Mental health and self-censorship toll
The psychological impact is severe. 24 per cent of respondents experienced anxiety and/or depression linked to online violence; 13 per cent reported diagnoses of Post-Traumatic Stress Disorder (PTSD). More alarming, 41 per cent said they self-censored on social media to avoid abuse, and 19 per cent were self-censoring at work as a result. This chilling effect is pushing women out of public participation entirely.

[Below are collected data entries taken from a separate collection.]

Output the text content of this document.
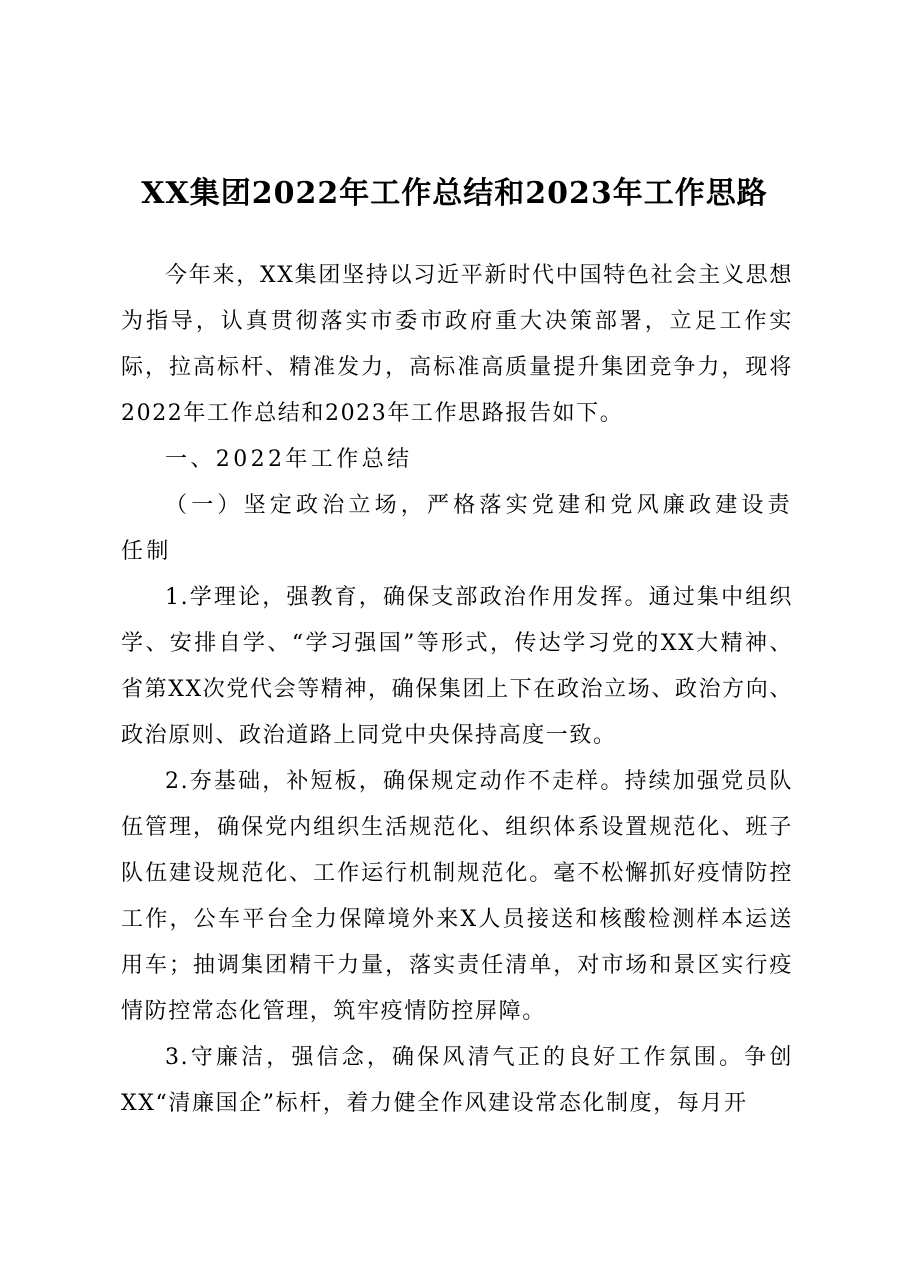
XX集团2022年工作总结和2023年工作思路

今年来，XX集团坚持以习近平新时代中国特色社会主义思想为指导，认真贯彻落实市委市政府重大决策部署，立足工作实际，拉高标杆、精准发力，高标准高质量提升集团竞争力，现将2022年工作总结和2023年工作思路报告如下。

一、2022年工作总结

（一）坚定政治立场，严格落实党建和党风廉政建设责任制

1.学理论，强教育，确保支部政治作用发挥。通过集中组织学、安排自学、“学习强国”等形式，传达学习党的XX大精神、省第XX次党代会等精神，确保集团上下在政治立场、政治方向、政治原则、政治道路上同党中央保持高度一致。

2.夯基础，补短板，确保规定动作不走样。持续加强党员队伍管理，确保党内组织生活规范化、组织体系设置规范化、班子队伍建设规范化、工作运行机制规范化。毫不松懈抓好疫情防控工作，公车平台全力保障境外来X人员接送和核酸检测样本运送用车；抽调集团精干力量，落实责任清单，对市场和景区实行疫情防控常态化管理，筑牢疫情防控屏障。

3.守廉洁，强信念，确保风清气正的良好工作氛围。争创XX“清廉国企”标杆，着力健全作风建设常态化制度，每月开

Why technology amplifies the harm
Professor Julie Posetti, Chair of the Centre for Journalism and Democracy at City St George's and the report's lead author, said: "AI-assisted 'virtual rape' is now at the fingertips of perpetrators. This phenomenon accelerates the harm from online violence inflicted on women in public life. This violence serves to fuel the reversal of women's hard-won rights in a climate of rising authoritarianism, democratic backsliding and networked misogyny." Posetti added: "The rollback of women's rights is enabled and exacerbated by technologies which – by design – amplify misogynistic hate speech for profit."
Justice remains elusive
Despite the scale of abuse, legal recourse is rare. 25 per cent of respondents had reported incidents of online violence to police, and 15 per cent had taken legal action, yet justice remains out of reach for most. Co-author Lea Hellmueller, Associate Professor of Journalism and Associate Dean for Research and Innovation at City St George's, highlighted a troubling pattern: "Law enforcement is outsourcing the responsibility for protection to the survivors by telling women to remove themselves from social media, to avoid speaking publicly about controversial issues, to move into less visible roles at work, or to take leave from their respective careers." This approach shifts burden away from perpetrators and platforms, deepening the silencing effect.
What happens next
The report underscores an urgent need for platform accountability, stronger legal frameworks for AI-generated abuse, and law enforcement training on technology-facilitated violence. Without intervention, the study suggests, women's representation in journalism, activism, and public discourse will continue to contract.